Thomson Reuters wants to be the AI platform for lawyers. Can it pass the ChatGPT test?

2 hours ago 2

Steve Hasker points with his finger on a stage.

Thomson Reuters CEO Steve Hasker. Patrick MacLeod/Penske Media via Getty Images
  • Thomson Reuters is playing an aggressive defense game as competition surges.
  • It's plugging AI into its tools that lawyers already use for research, analysis, and drafting.
  • OpenAI's potential entry into legal tech poses a threat to incumbents and startups alike.

Software ate the world. Now AI is eating software, and in the world of legal technology, Thomson Reuters is trying to stay off the menu.

The company runs one of the largest hoards of legal data on the planet. It's combining this information trove with generative AI to offer new products, such as Westlaw Advantage and CoCounsel, that help automate legal work.

The strategy was a hit with investors earlier this year, but since the summer, new rivals have grown bigger, bringing questions about Thomson Reuters' AI future.

A potentially more troubling question: Can CoCounsel produce legal intelligence that's better than what ChatGPT and existing big AI models can already provide? In essence, is Thomson Reuters working on a "model wrapper," or something with more enduring value?

The company's edge

The company made its pitch on Tuesday when it reported quarterly results, and the response from Wall Street was tepid at best. Thomson Reuters shares fell more than 6%, leaving them down more than 30% since mid-July.

The Toronto-based company said its legal unit grew organic revenue 9% to $700 million, up from 8% growth in the first half of the year. AI features drove "double-digit growth" across its CoCounsel products.

On a call, Thomson Reuters CEO Steve Hasker told analysts that virtual "agents" are taking on more of a lawyer's work. The company's edge, he argued, is the one-two punch of its law library and editorial content.

"Difficult, if not impossible, to replicate," he added.

New challengers

These days, Thomson Reuters is playing defense as much as offense in this lucrative part of the tech industry. While the company has been a heavyweight in legal tech for decades, the rise of generative AI cracked the door for challengers, and a wave of new entrants has rushed in as venture funding piles up.

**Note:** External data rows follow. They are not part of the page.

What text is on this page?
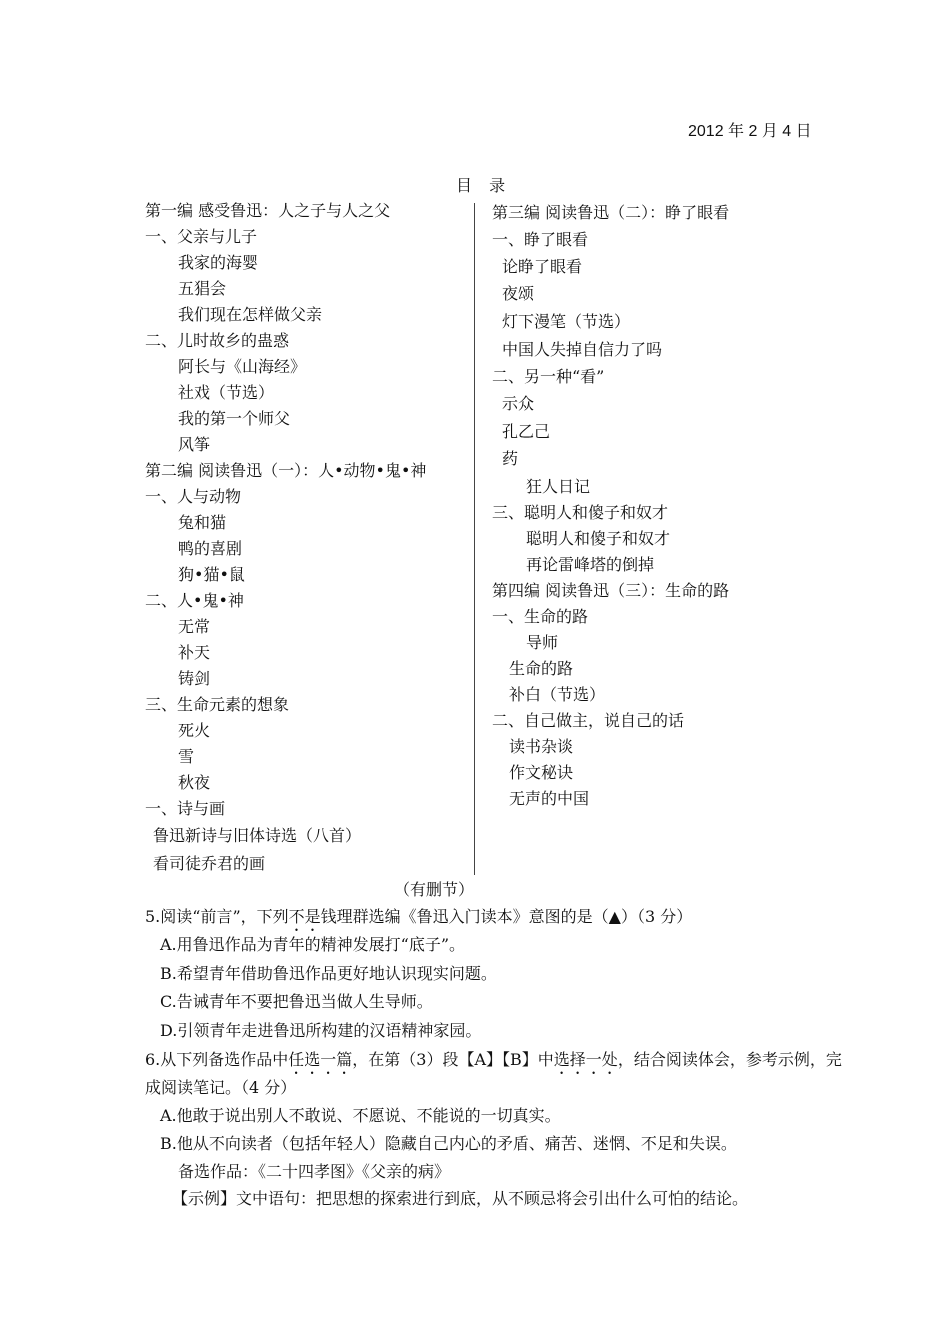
2012 年 2 月 4 日
目 录
第一编 感受鲁迅：人之子与人之父
一、父亲与儿子
我家的海婴
五猖会
我们现在怎样做父亲
二、儿时故乡的蛊惑
阿长与《山海经》
社戏（节选）
我的第一个师父
风筝
第二编 阅读鲁迅（一）：人•动物•鬼•神
一、人与动物
兔和猫
鸭的喜剧
狗•猫•鼠
二、人•鬼•神
无常
补天
铸剑
三、生命元素的想象
死火
雪
秋夜
一、诗与画
鲁迅新诗与旧体诗选（八首）
看司徒乔君的画
第三编 阅读鲁迅（二）：睁了眼看
一、睁了眼看
论睁了眼看
夜颂
灯下漫笔（节选）
中国人失掉自信力了吗
二、另一种“看”
示众
孔乙己
药
狂人日记
三、聪明人和傻子和奴才
聪明人和傻子和奴才
再论雷峰塔的倒掉
第四编 阅读鲁迅（三）：生命的路
一、生命的路
导师
生命的路
补白（节选）
二、自己做主，说自己的话
读书杂谈
作文秘诀
无声的中国
（有删节）
5.阅读“前言”，下列不是钱理群选编《鲁迅入门读本》意图的是（▲）（3 分）
A.用鲁迅作品为青年的精神发展打“底子”。
B.希望青年借助鲁迅作品更好地认识现实问题。
C.告诫青年不要把鲁迅当做人生导师。
D.引领青年走进鲁迅所构建的汉语精神家园。
6.从下列备选作品中任选一篇，在第（3）段【A】【B】中选择一处，结合阅读体会，参考示例，完
成阅读笔记。（4 分）
A.他敢于说出别人不敢说、不愿说、不能说的一切真实。
B.他从不向读者（包括年轻人）隐藏自己内心的矛盾、痛苦、迷惘、不足和失误。
备选作品：《二十四孝图》《父亲的病》
【示例】文中语句：把思想的探索进行到底，从不顾忌将会引出什么可怕的结论。
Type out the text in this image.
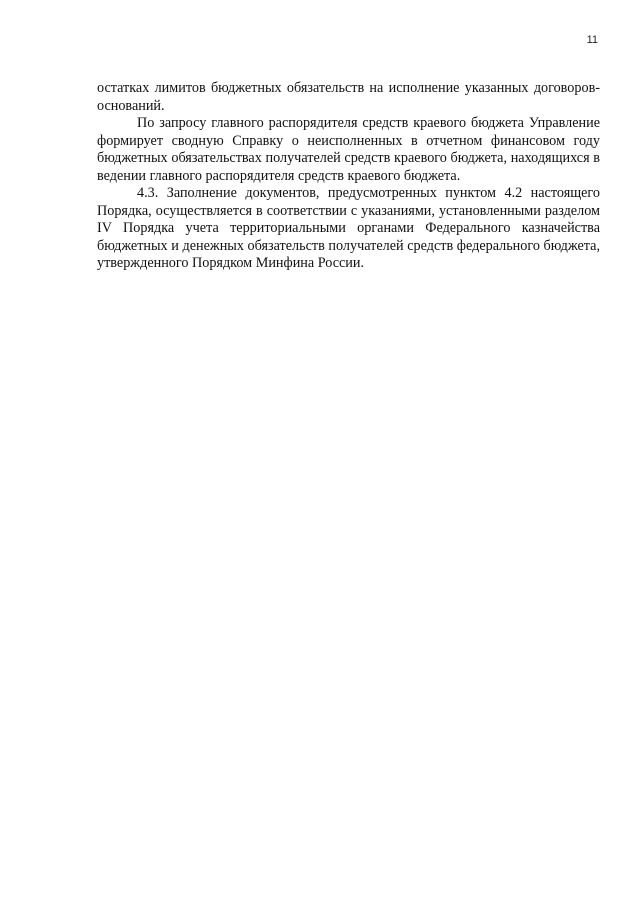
11

остатках лимитов бюджетных обязательств на исполнение указанных договоров-оснований.

По запросу главного распорядителя средств краевого бюджета Управление формирует сводную Справку о неисполненных в отчетном финансовом году бюджетных обязательствах получателей средств краевого бюджета, находящихся в ведении главного распорядителя средств краевого бюджета.

4.3. Заполнение документов, предусмотренных пунктом 4.2 настоящего Порядка, осуществляется в соответствии с указаниями, установленными разделом IV Порядка учета территориальными органами Федерального казначейства бюджетных и денежных обязательств получателей средств федерального бюджета, утвержденного Порядком Минфина России.
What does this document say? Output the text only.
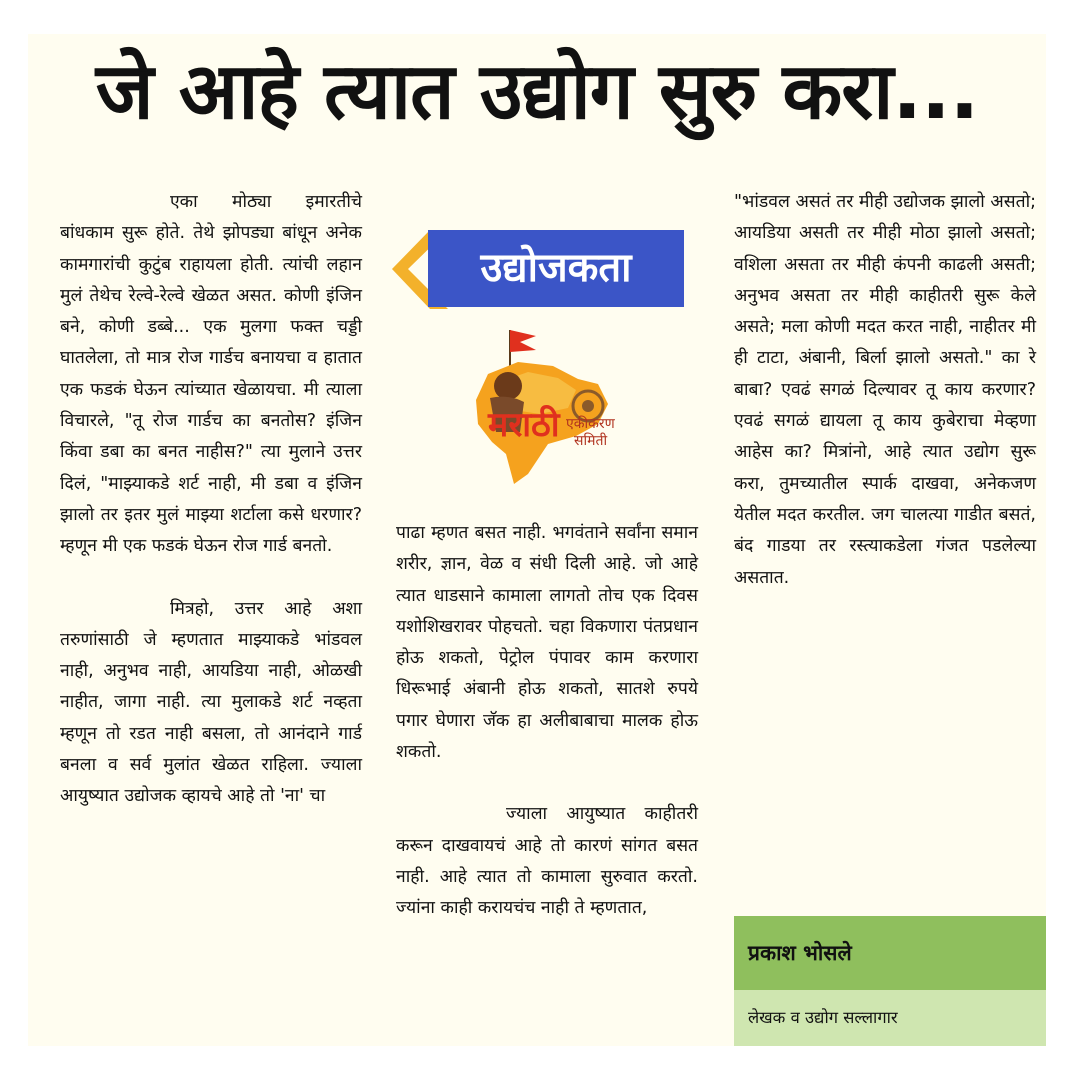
जे आहे त्यात उद्योग सुरु करा...

एका मोठ्या इमारतीचे बांधकाम सुरू होते. तेथे झोपड्या बांधून अनेक कामगारांची कुटुंब राहायला होती. त्यांची लहान मुलं तेथेच रेल्वे-रेल्वे खेळत असत. कोणी इंजिन बने, कोणी डब्बे... एक मुलगा फक्त चड्डी घातलेला, तो मात्र रोज गार्डच बनायचा व हातात एक फडकं घेऊन त्यांच्यात खेळायचा. मी त्याला विचारले, "तू रोज गार्डच का बनतोस? इंजिन किंवा डबा का बनत नाहीस?" त्या मुलाने उत्तर दिलं, "माझ्याकडे शर्ट नाही, मी डबा व इंजिन झालो तर इतर मुलं माझ्या शर्टाला कसे धरणार? म्हणून मी एक फडकं घेऊन रोज गार्ड बनतो.

मित्रहो, उत्तर आहे अशा तरुणांसाठी जे म्हणतात माझ्याकडे भांडवल नाही, अनुभव नाही, आयडिया नाही, ओळखी नाहीत, जागा नाही. त्या मुलाकडे शर्ट नव्हता म्हणून तो रडत नाही बसला, तो आनंदाने गार्ड बनला व सर्व मुलांत खेळत राहिला. ज्याला आयुष्यात उद्योजक व्हायचे आहे तो 'ना' चा

उद्योजकता
मराठी एकीकरण
समिती

पाढा म्हणत बसत नाही. भगवंताने सर्वांना समान शरीर, ज्ञान, वेळ व संधी दिली आहे. जो आहे त्यात धाडसाने कामाला लागतो तोच एक दिवस यशोशिखरावर पोहचतो. चहा विकणारा पंतप्रधान होऊ शकतो, पेट्रोल पंपावर काम करणारा धिरूभाई अंबानी होऊ शकतो, सातशे रुपये पगार घेणारा जॅक हा अलीबाबाचा मालक होऊ शकतो.

ज्याला आयुष्यात काहीतरी करून दाखवायचं आहे तो कारणं सांगत बसत नाही. आहे त्यात तो कामाला सुरुवात करतो. ज्यांना काही करायचंच नाही ते म्हणतात,

"भांडवल असतं तर मीही उद्योजक झालो असतो; आयडिया असती तर मीही मोठा झालो असतो; वशिला असता तर मीही कंपनी काढली असती; अनुभव असता तर मीही काहीतरी सुरू केले असते; मला कोणी मदत करत नाही, नाहीतर मी ही टाटा, अंबानी, बिर्ला झालो असतो." का रे बाबा? एवढं सगळं दिल्यावर तू काय करणार? एवढं सगळं द्यायला तू काय कुबेराचा मेव्हणा आहेस का? मित्रांनो, आहे त्यात उद्योग सुरू करा, तुमच्यातील स्पार्क दाखवा, अनेकजण येतील मदत करतील. जग चालत्या गाडीत बसतं, बंद गाडया तर रस्त्याकडेला गंजत पडलेल्या असतात.

प्रकाश भोसले
लेखक व उद्योग सल्लागार
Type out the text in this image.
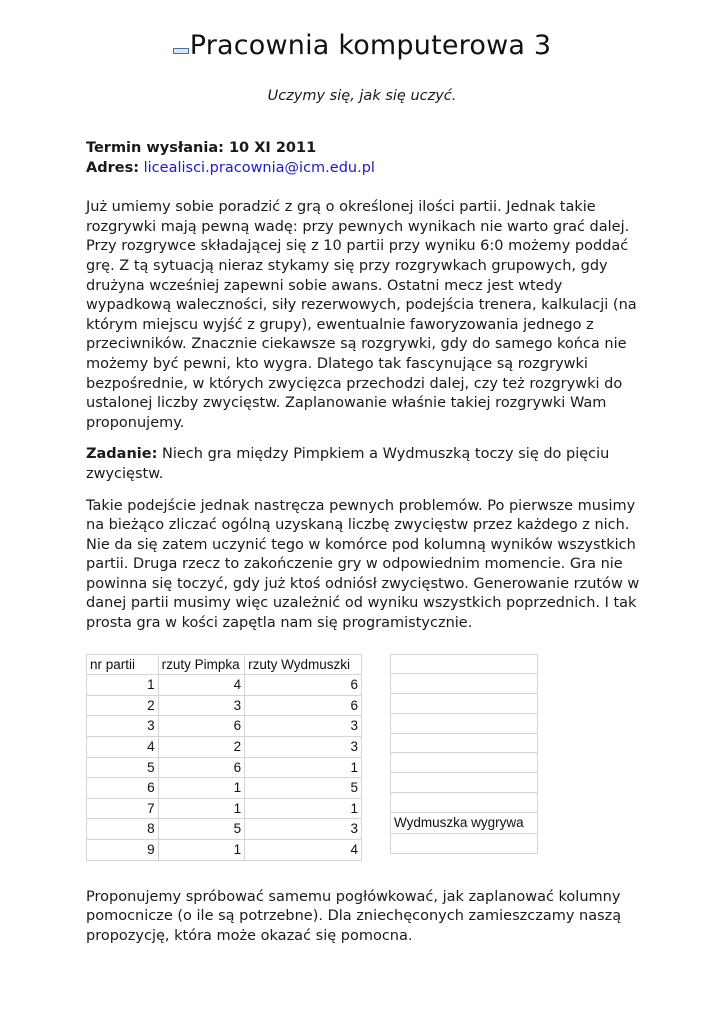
Pracownia komputerowa 3
Uczymy się, jak się uczyć.

Termin wysłania: 10 XI 2011

Adres: licealisci.pracownia@icm.edu.pl

Już umiemy sobie poradzić z grą o określonej ilości partii. Jednak takie rozgrywki mają pewną wadę: przy pewnych wynikach nie warto grać dalej. Przy rozgrywce składającej się z 10 partii przy wyniku 6:0 możemy poddać grę. Z tą sytuacją nieraz stykamy się przy rozgrywkach grupowych, gdy drużyna wcześniej zapewni sobie awans. Ostatni mecz jest wtedy wypadkową waleczności, siły rezerwowych, podejścia trenera, kalkulacji (na którym miejscu wyjść z grupy), ewentualnie faworyzowania jednego z przeciwników. Znacznie ciekawsze są rozgrywki, gdy do samego końca nie możemy być pewni, kto wygra. Dlatego tak fascynujące są rozgrywki bezpośrednie, w których zwycięzca przechodzi dalej, czy też rozgrywki do ustalonej liczby zwycięstw. Zaplanowanie właśnie takiej rozgrywki Wam proponujemy.

Zadanie: Niech gra między Pimpkiem a Wydmuszką toczy się do pięciu zwycięstw.

Takie podejście jednak nastręcza pewnych problemów. Po pierwsze musimy na bieżąco zliczać ogólną uzyskaną liczbę zwycięstw przez każdego z nich. Nie da się zatem uczynić tego w komórce pod kolumną wyników wszystkich partii. Druga rzecz to zakończenie gry w odpowiednim momencie. Gra nie powinna się toczyć, gdy już ktoś odniósł zwycięstwo. Generowanie rzutów w danej partii musimy więc uzależnić od wyniku wszystkich poprzednich. I tak prosta gra w kości zapętla nam się programistycznie.

nr partii	rzuty Pimpka	rzuty Wydmuszki
1	4	6
2	3	6
3	6	3
4	2	3
5	6	1
6	1	5
7	1	1
8	5	3
9	1	4

Wydmuszka wygrywa

Proponujemy spróbować samemu pogłówkować, jak zaplanować kolumny pomocnicze (o ile są potrzebne). Dla zniechęconych zamieszczamy naszą propozycję, która może okazać się pomocna.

In June, RELX's LexisNexis unit formed a strategic alliance with AI legal tech startup Harvey. The partnership brought together the world's other huge corpus of legal data with a technical team capable of applying generative AI to this information trove. Now, when lawyers fire up Harvey's service, its outputs include content and citations from LexisNexis, although a LexisNexis login is still required.

In late August, another challenger emerged when legal operations platform Clio acquired vLex, a specialist in legal data, for $1 billion.

Thomson Reuters's Hasker dismissed frothy AI startup valuations and bold growth claims, calling them "squishy," during the call on Tuesday. He also said CoCounsel adoption is outpacing rivals.

A CoCounsel moat

The CEO framed Thomson Reuters' moat as a powerful combination of its Westlaw legal data and human-in-the-loop editing and validation, arguing this is essential in an industry where accuracy, timeliness, and security are paramount.

"Litigation is high-stakes work with no room for error and significant consequences for being wrong," Hasker said.

Its Westlaw product ingests more than 300 million documents a year from hundreds of court systems and tens of millions of rulings. An in-house bench of attorneys and editors turns this scramble of data into court-safe guidance, writing headnotes, verifying facts, and tagging issues to make the content easier to find. Roughly 85% of primary documents in Westlaw, such as cases and statutes, carry these editorial upgrades.

The strategy now is to push beyond retrieval and summarization and into more generative services that help lawyers with more valuable tasks. That includes agentic workflows.

The OpenAI question

The question hanging over everyone in legal tech, Thomson Reuters included, is whether OpenAI jumps in. This AI giant could sell a vertically packaged app to law firms and in-house teams, though there are no clear signs this is in the cards right now. Still, fears flared recently after the startup posted demos using its own models and in-house AI software for contract review, a staple of the legal tech sector.

If OpenAI goes there, it could risk cannibalizing customers who already pay to build on its models. Indeed, CoCounsel uses large language models including OpenAI's GPT offerings. (OpenAI is also an early investor in Harvey, which only sharpens the tension here).

Even without a bespoke legal product, OpenAI is already the gravitational competitor. Lawyers already use ChatGPT, either officially or otherwise, and other business people are increasingly tapping the chatbot for legal input.

Harvey's CEO has said buyers benchmark its legal AI solutions against the latest general-purpose models. That comparison means OpenAI can shape the market by shipping upgrades, keeping the rest of the field on alert.

Hasker's counterargument is that depth wins. Specialized AI tools that tap unique and accurate legal data could gain ground against more general-purpose AI offerings.

"Customers are starting to understand the difference," he said, before adding an honest forecast. "Anyone who will tell you they know exactly what's going to happen in this environment is probably slightly deluded."